Toronto Üniversitesi fizikçilerinden Bob Holdom, Jing Ren ve Chen Zhang tarafından yapılan çalışmada, ağır baryonik maddenin, bir hadronik durum yerine udQM taban durumuna sahip olabilme olasılığı ayrıntılı olarak ele alınıyor. Aslında, bir kuark maddesi türünün, baryonik maddenin taban durumunu oluşturabileceği düşüncesi yeni değil. Fizikçi Edward Witten, 1984 yılında yayımladığı ünlü makalesinde, “garip kuark maddesi“nin (İng. strange quark matter – SQM) bu rolü oynayabileceğini öne sürmüştü. Ancak “garip kuark maddesi”, kıyaslanabilir miktarlardaki yukarı, aşağı ve garip kuarklardan oluşur. Yeni yapılan çalışmadan elde edilen yeni bulgulardan biri, garip kuarkların olmadığı kuark maddesinin, yani udQM’nin, hem SQM’den hem de hadronik maddeden baryon başına daha düşük yığın enerjisine sahip olduğu; bu da onu enerjetik açıdan tercih edilir kılar.

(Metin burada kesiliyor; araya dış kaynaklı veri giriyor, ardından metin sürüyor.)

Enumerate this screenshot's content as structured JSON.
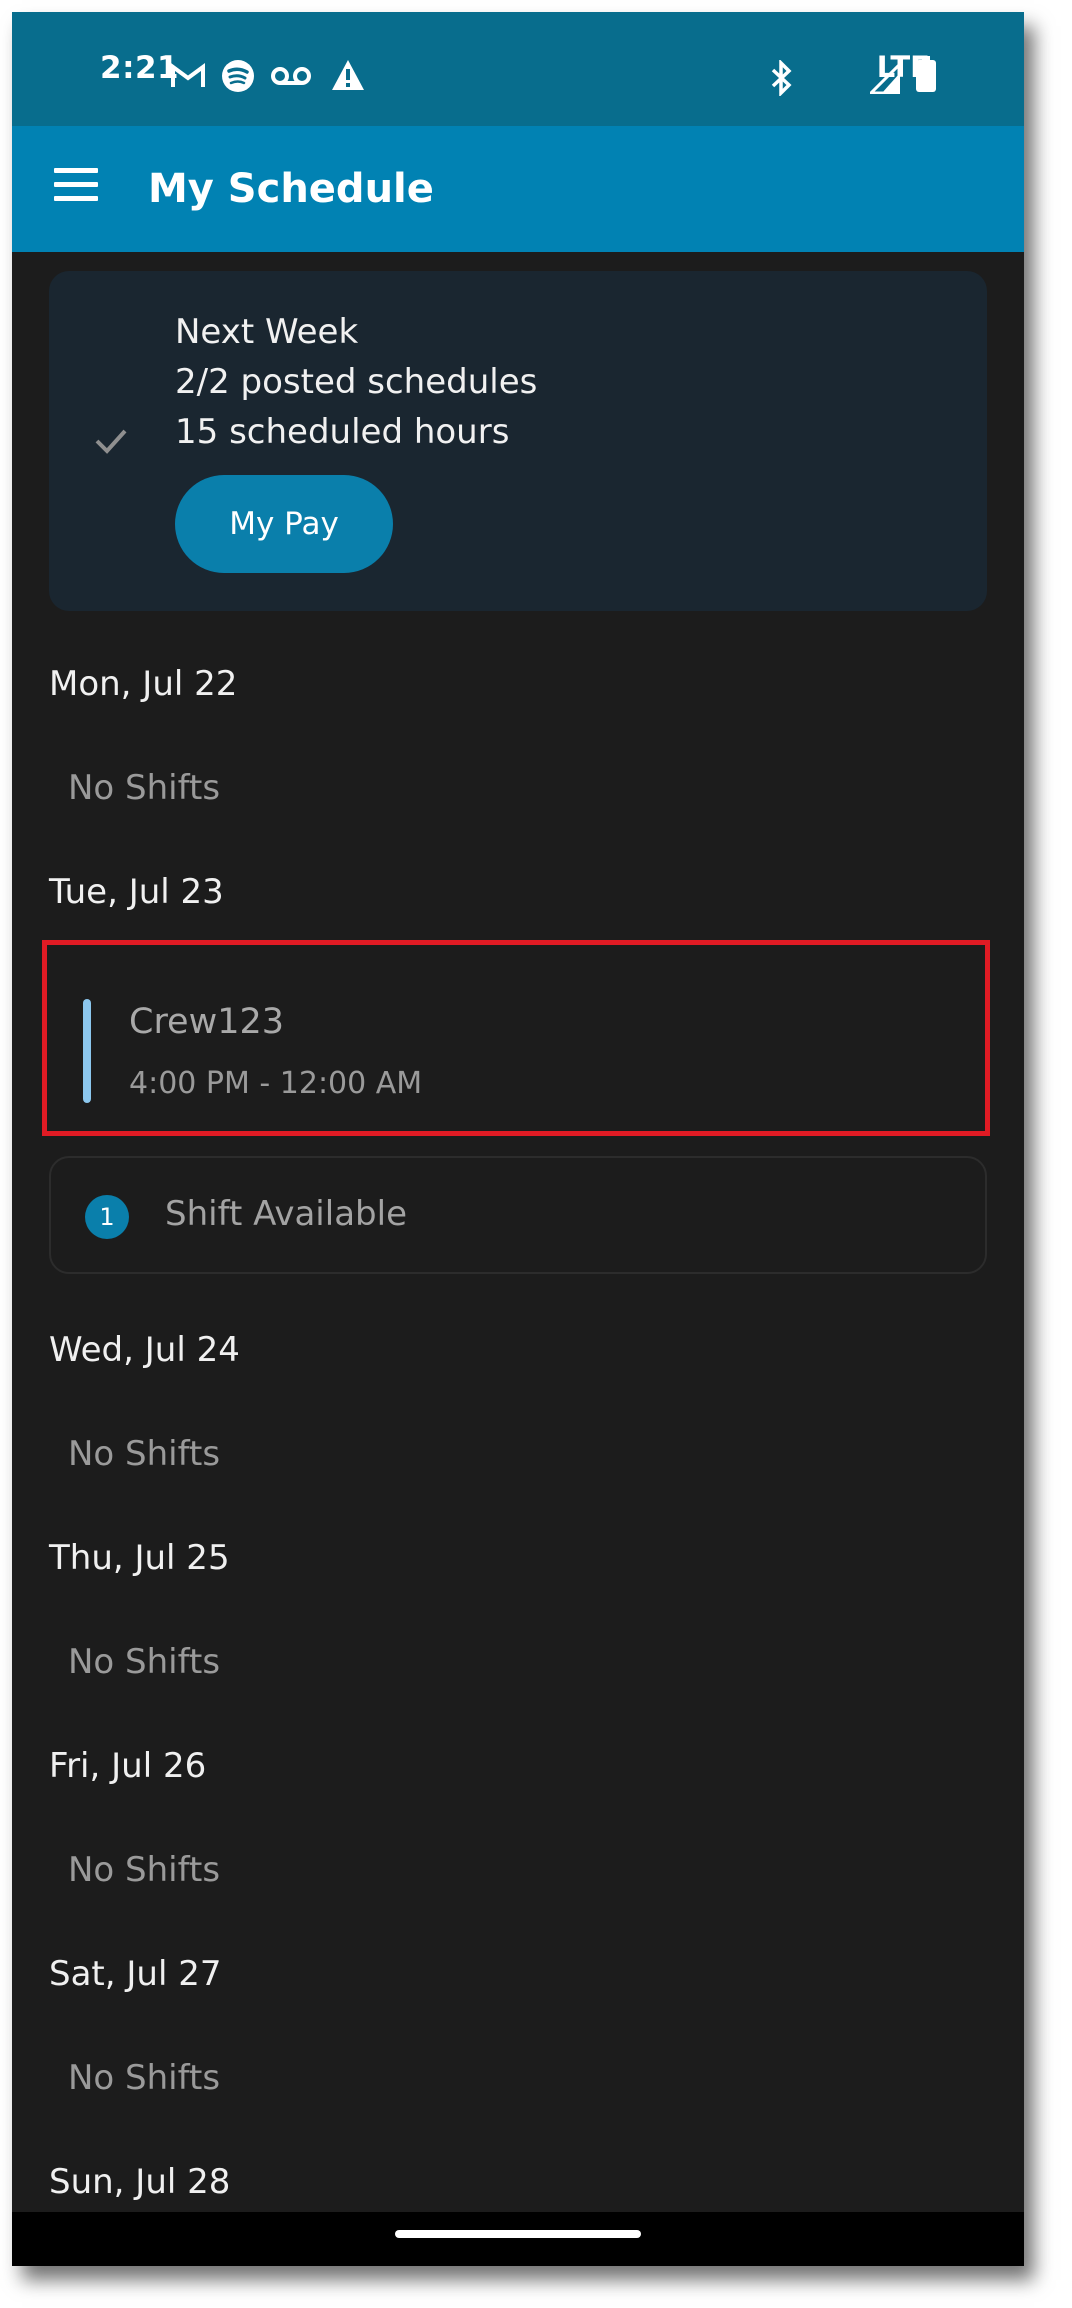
{
  "status_bar": {
    "time": "2:21",
    "left_icons": [
      "gmail-icon",
      "spotify-icon",
      "voicemail-icon",
      "warning-icon"
    ],
    "network": "LTE",
    "right_icons": [
      "bluetooth-icon",
      "signal-icon",
      "battery-icon"
    ]
  },
  "app_bar": {
    "title": "My Schedule",
    "menu_icon": "menu-icon"
  },
  "summary": {
    "title": "Next Week",
    "posted": "2/2 posted schedules",
    "hours": "15 scheduled hours",
    "button_label": "My Pay",
    "icon": "check-icon"
  },
  "days": [
    {
      "label": "Mon, Jul 22",
      "empty_text": "No Shifts"
    },
    {
      "label": "Tue, Jul 23"
    },
    {
      "label": "Wed, Jul 24",
      "empty_text": "No Shifts"
    },
    {
      "label": "Thu, Jul 25",
      "empty_text": "No Shifts"
    },
    {
      "label": "Fri, Jul 26",
      "empty_text": "No Shifts"
    },
    {
      "label": "Sat, Jul 27",
      "empty_text": "No Shifts"
    },
    {
      "label": "Sun, Jul 28"
    }
  ],
  "shift": {
    "name": "Crew123",
    "time": "4:00 PM - 12:00 AM"
  },
  "available": {
    "count": "1",
    "label": "Shift Available"
  },
  "colors": {
    "status_bar": "#086d8d",
    "app_bar": "#0182b3",
    "background": "#1c1c1c",
    "card": "#1a2630",
    "accent": "#0a7fab",
    "highlight": "#e01b24"
  }
}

Fizikçilerin onlarca yıldır SQM’yi arıyor olduğunu hatırlatan ekip üyeleri, “elde ettiğimiz sonuçlara göre, arayışların çoğu yanlış yerde yapılmış olabilir,” diyor ve şöyle devam ediyorlar: “Yanıtlaması kolay bir soru: Yeterince çok sayıda kuarkın en düşük enerjili durumu nedir? Biz, yanıtın çekirdeksel madde veya garip SQM olmayıp, udQM olduğunu iddia ediyoruz; neredeyse kütlesiz olan yukarı ve aşağı kuarklardan oluşan bir durum.”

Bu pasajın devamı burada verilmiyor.